E o resultado é que o Palmeiras adora uma crise — ao menos, a econômica. Veja abaixo como a recessão está ajudando o time a subir na tabela.
Como ganhar: Aumentar o déficit do Banco Central
O Banco Central é um dos principais responsáveis por controlar a economia, e um dos principais índices é o resultado primário (quanto sobra quando subtrai as despesas das receitas). Se o saldo for positivo, é um bom sinal para as contas do país. Se for negativo, duas coisas acontecem: os investidores ficam receosos e a torcida alviverde vai para a festa. Na crise em que estamos, pela previsão do FMI, o resultado primário do governo federal (do qual o Banco Central faz parte) só voltará ao azul em 2020. Os palmeirenses serão os únicos a comemorar.

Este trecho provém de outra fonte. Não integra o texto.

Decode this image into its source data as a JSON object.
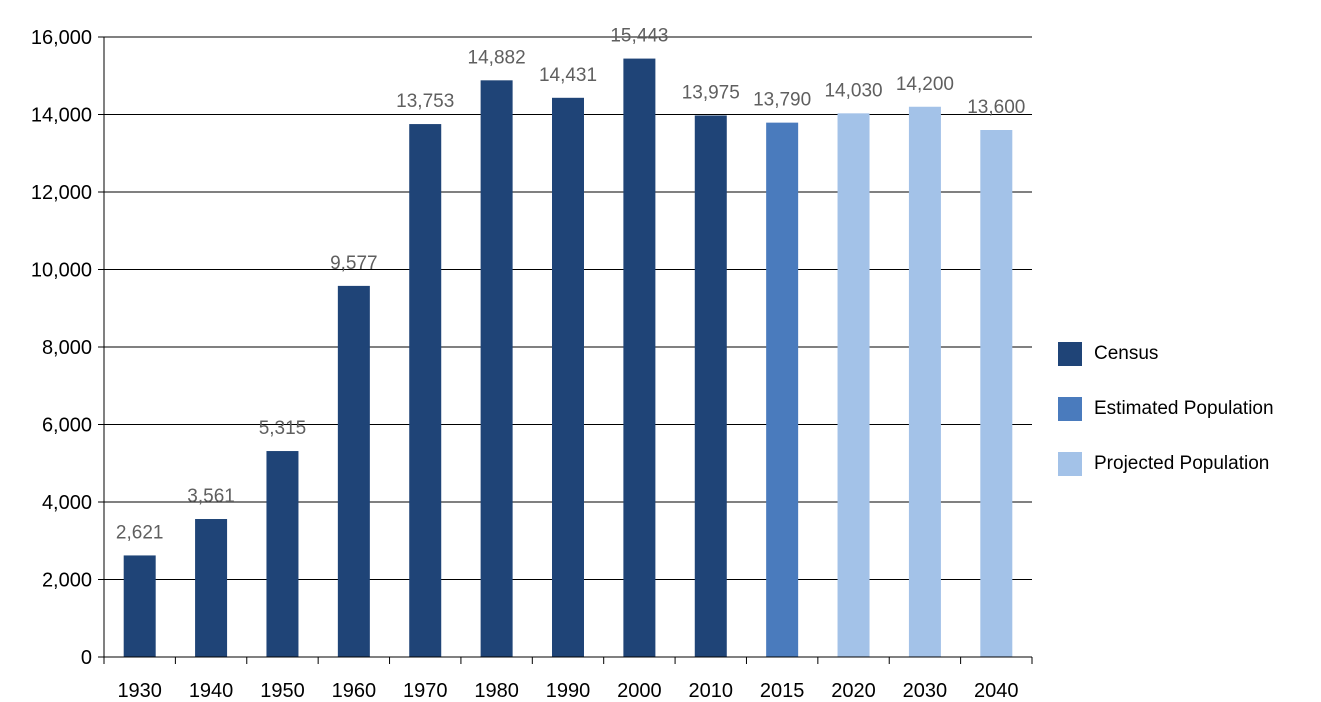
{
  "chart_data": {
    "type": "bar",
    "categories": [
      "1930",
      "1940",
      "1950",
      "1960",
      "1970",
      "1980",
      "1990",
      "2000",
      "2010",
      "2015",
      "2020",
      "2030",
      "2040"
    ],
    "values": [
      2621,
      3561,
      5315,
      9577,
      13753,
      14882,
      14431,
      15443,
      13975,
      13790,
      14030,
      14200,
      13600
    ],
    "value_labels": [
      "2,621",
      "3,561",
      "5,315",
      "9,577",
      "13,753",
      "14,882",
      "14,431",
      "15,443",
      "13,975",
      "13,790",
      "14,030",
      "14,200",
      "13,600"
    ],
    "bar_series": [
      "census",
      "census",
      "census",
      "census",
      "census",
      "census",
      "census",
      "census",
      "census",
      "estimated",
      "projected",
      "projected",
      "projected"
    ],
    "ylim": [
      0,
      16000
    ],
    "y_ticks": [
      0,
      2000,
      4000,
      6000,
      8000,
      10000,
      12000,
      14000,
      16000
    ],
    "y_tick_labels": [
      "0",
      "2,000",
      "4,000",
      "6,000",
      "8,000",
      "10,000",
      "12,000",
      "14,000",
      "16,000"
    ],
    "grid": true,
    "legend_position": "right",
    "series": [
      {
        "key": "census",
        "name": "Census",
        "color": "#1f4477"
      },
      {
        "key": "estimated",
        "name": "Estimated Population",
        "color": "#4a7bbd"
      },
      {
        "key": "projected",
        "name": "Projected Population",
        "color": "#a3c2e8"
      }
    ]
  }
}
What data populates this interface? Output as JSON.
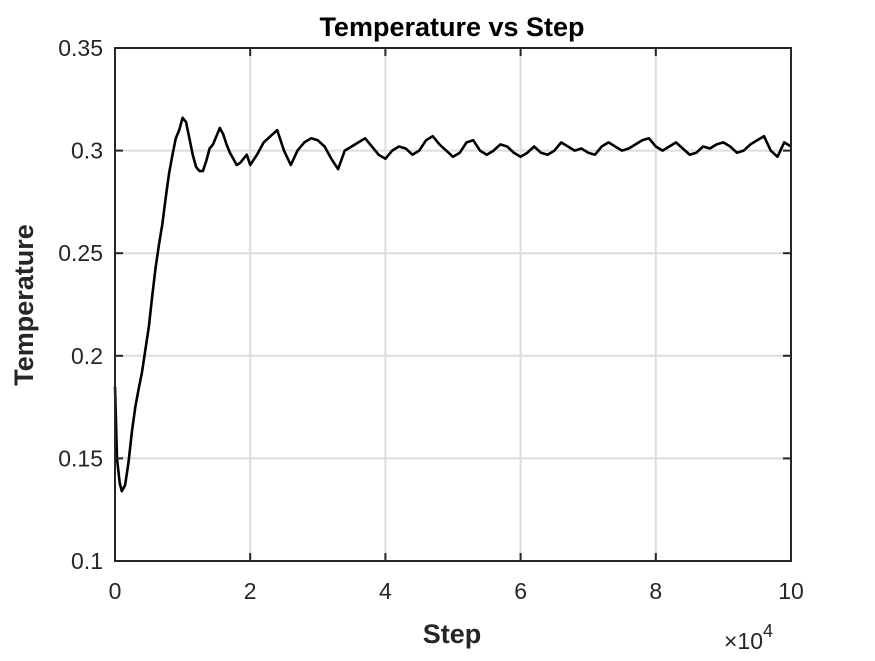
{
  "chart_data": {
    "type": "line",
    "title": "Temperature vs Step",
    "xlabel": "Step",
    "ylabel": "Temperature",
    "x_scale_multiplier_text": "×10",
    "x_scale_exponent": "4",
    "xlim": [
      0,
      100000
    ],
    "ylim": [
      0.1,
      0.35
    ],
    "x_ticks": [
      0,
      20000,
      40000,
      60000,
      80000,
      100000
    ],
    "x_tick_labels": [
      "0",
      "2",
      "4",
      "6",
      "8",
      "10"
    ],
    "y_ticks": [
      0.1,
      0.15,
      0.2,
      0.25,
      0.3,
      0.35
    ],
    "y_tick_labels": [
      "0.1",
      "0.15",
      "0.2",
      "0.25",
      "0.3",
      "0.35"
    ],
    "grid": true,
    "legend": "none",
    "series": [
      {
        "color": "#000000",
        "x": [
          0,
          300,
          700,
          1000,
          1500,
          2000,
          2500,
          3000,
          3500,
          4000,
          4500,
          5000,
          5500,
          6000,
          6500,
          7000,
          7500,
          8000,
          8500,
          9000,
          9500,
          10000,
          10500,
          11000,
          11500,
          12000,
          12500,
          13000,
          13500,
          14000,
          14500,
          15000,
          15500,
          16000,
          16500,
          17000,
          17500,
          18000,
          18500,
          19000,
          19500,
          20000,
          21000,
          22000,
          23000,
          24000,
          25000,
          26000,
          27000,
          28000,
          29000,
          30000,
          31000,
          32000,
          33000,
          34000,
          35000,
          36000,
          37000,
          38000,
          39000,
          40000,
          41000,
          42000,
          43000,
          44000,
          45000,
          46000,
          47000,
          48000,
          49000,
          50000,
          51000,
          52000,
          53000,
          54000,
          55000,
          56000,
          57000,
          58000,
          59000,
          60000,
          61000,
          62000,
          63000,
          64000,
          65000,
          66000,
          67000,
          68000,
          69000,
          70000,
          71000,
          72000,
          73000,
          74000,
          75000,
          76000,
          77000,
          78000,
          79000,
          80000,
          81000,
          82000,
          83000,
          84000,
          85000,
          86000,
          87000,
          88000,
          89000,
          90000,
          91000,
          92000,
          93000,
          94000,
          95000,
          96000,
          97000,
          98000,
          99000,
          100000
        ],
        "y": [
          0.185,
          0.15,
          0.138,
          0.134,
          0.137,
          0.148,
          0.163,
          0.175,
          0.184,
          0.192,
          0.203,
          0.214,
          0.229,
          0.243,
          0.254,
          0.264,
          0.277,
          0.289,
          0.298,
          0.306,
          0.31,
          0.316,
          0.314,
          0.306,
          0.298,
          0.292,
          0.29,
          0.29,
          0.295,
          0.301,
          0.303,
          0.307,
          0.311,
          0.308,
          0.303,
          0.299,
          0.296,
          0.293,
          0.294,
          0.296,
          0.298,
          0.293,
          0.298,
          0.304,
          0.307,
          0.31,
          0.3,
          0.293,
          0.3,
          0.304,
          0.306,
          0.305,
          0.302,
          0.296,
          0.291,
          0.3,
          0.302,
          0.304,
          0.306,
          0.302,
          0.298,
          0.296,
          0.3,
          0.302,
          0.301,
          0.298,
          0.3,
          0.305,
          0.307,
          0.303,
          0.3,
          0.297,
          0.299,
          0.304,
          0.305,
          0.3,
          0.298,
          0.3,
          0.303,
          0.302,
          0.299,
          0.297,
          0.299,
          0.302,
          0.299,
          0.298,
          0.3,
          0.304,
          0.302,
          0.3,
          0.301,
          0.299,
          0.298,
          0.302,
          0.304,
          0.302,
          0.3,
          0.301,
          0.303,
          0.305,
          0.306,
          0.302,
          0.3,
          0.302,
          0.304,
          0.301,
          0.298,
          0.299,
          0.302,
          0.301,
          0.303,
          0.304,
          0.302,
          0.299,
          0.3,
          0.303,
          0.305,
          0.307,
          0.3,
          0.297,
          0.304,
          0.302
        ]
      }
    ]
  }
}
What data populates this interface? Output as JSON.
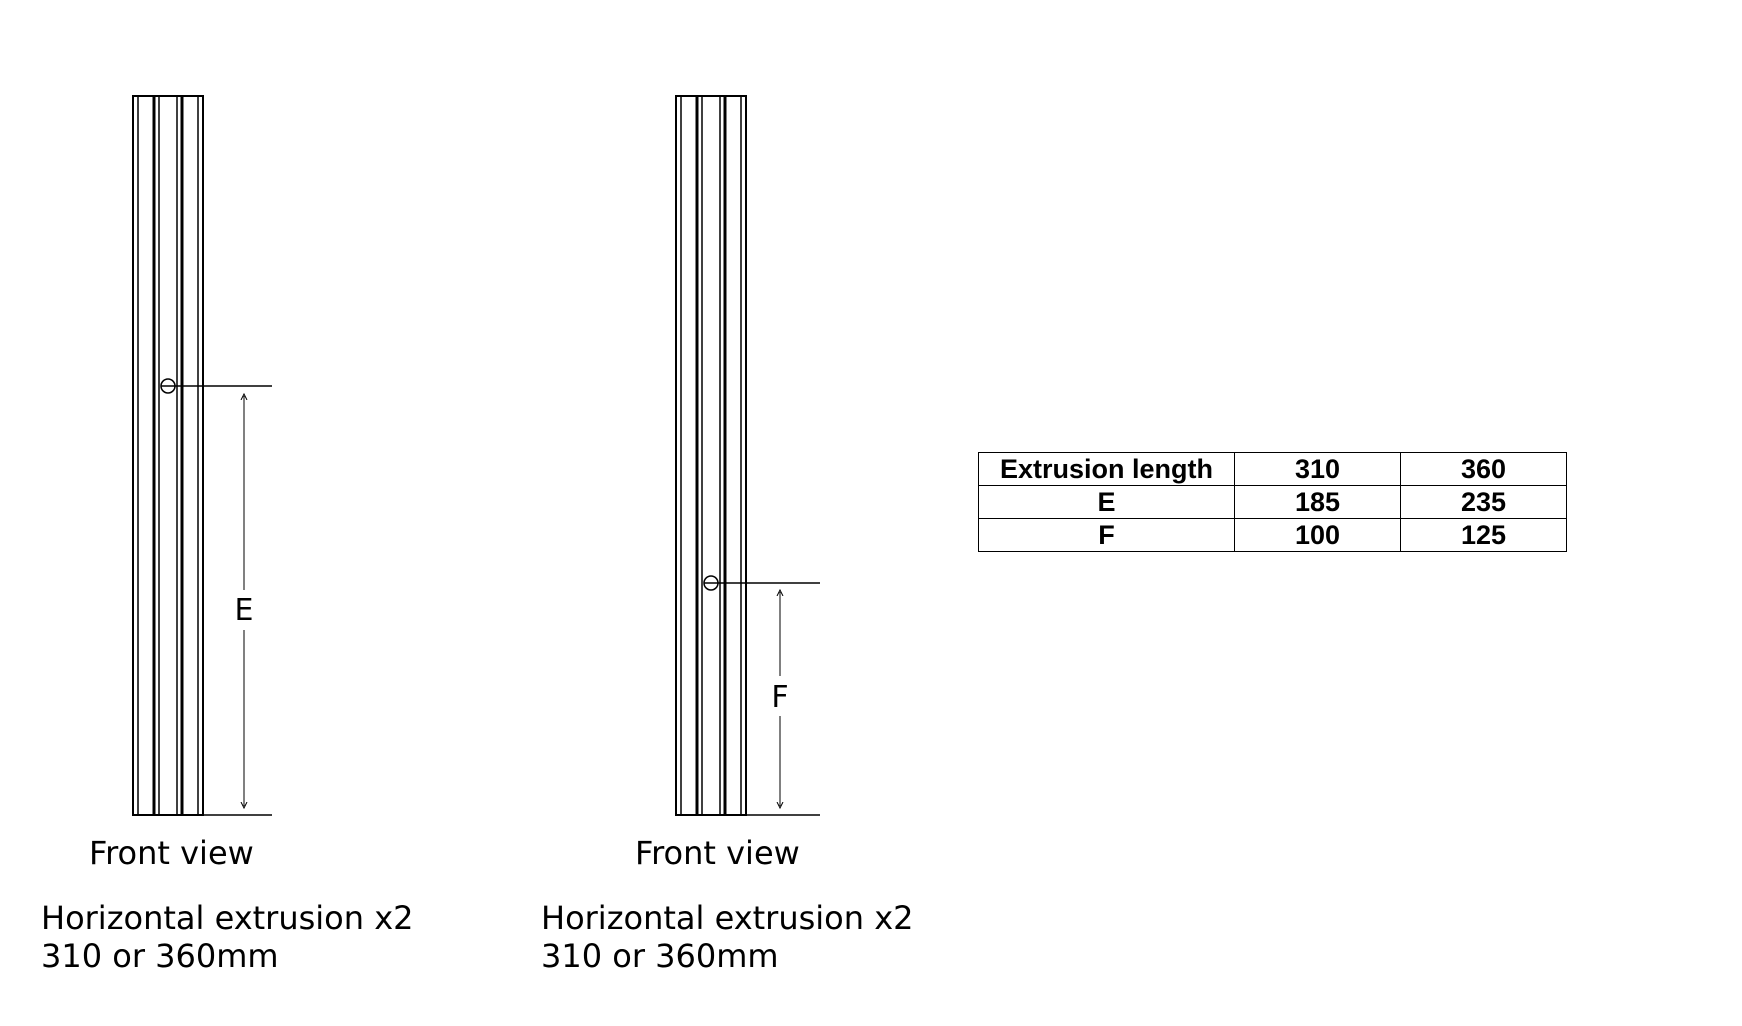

Como fazer mais gols: Não vender ou comprar carros em Brasília
Se políticos e burocratas do governo federal estiverem bem de vida e decidirem todos trocar o carro, pode ter certeza que o Palmeiras vai fazer muitas barbeiradas na hora de chutar a gol. Com a crise, a venda de carros está diminuindo. E fica mais uma dica para a torcida: peça para que o metrô e os ônibus do Distrito Federal sejam reforçados o mais rápido possível.

ALERTA IMPORTANTE
Todos os dados apresentados são corretos e reais, mas a análise viola várias das regras fundamentais da estatística: nunca se deve buscar correlações a esmo, sem antes elaborar uma hipótese, e, se achar, não se pode assumir que uma coisa é a razão da outra. Tudo pode ser apenas uma coincidência (e, no caso aqui, é). Ainda assim, esse é um método muito mais rigoroso do que aquela manha do seu tio fanático de sempre usar a mesma camisa em dia de jogo. Veja mais informações no primeiro post da série.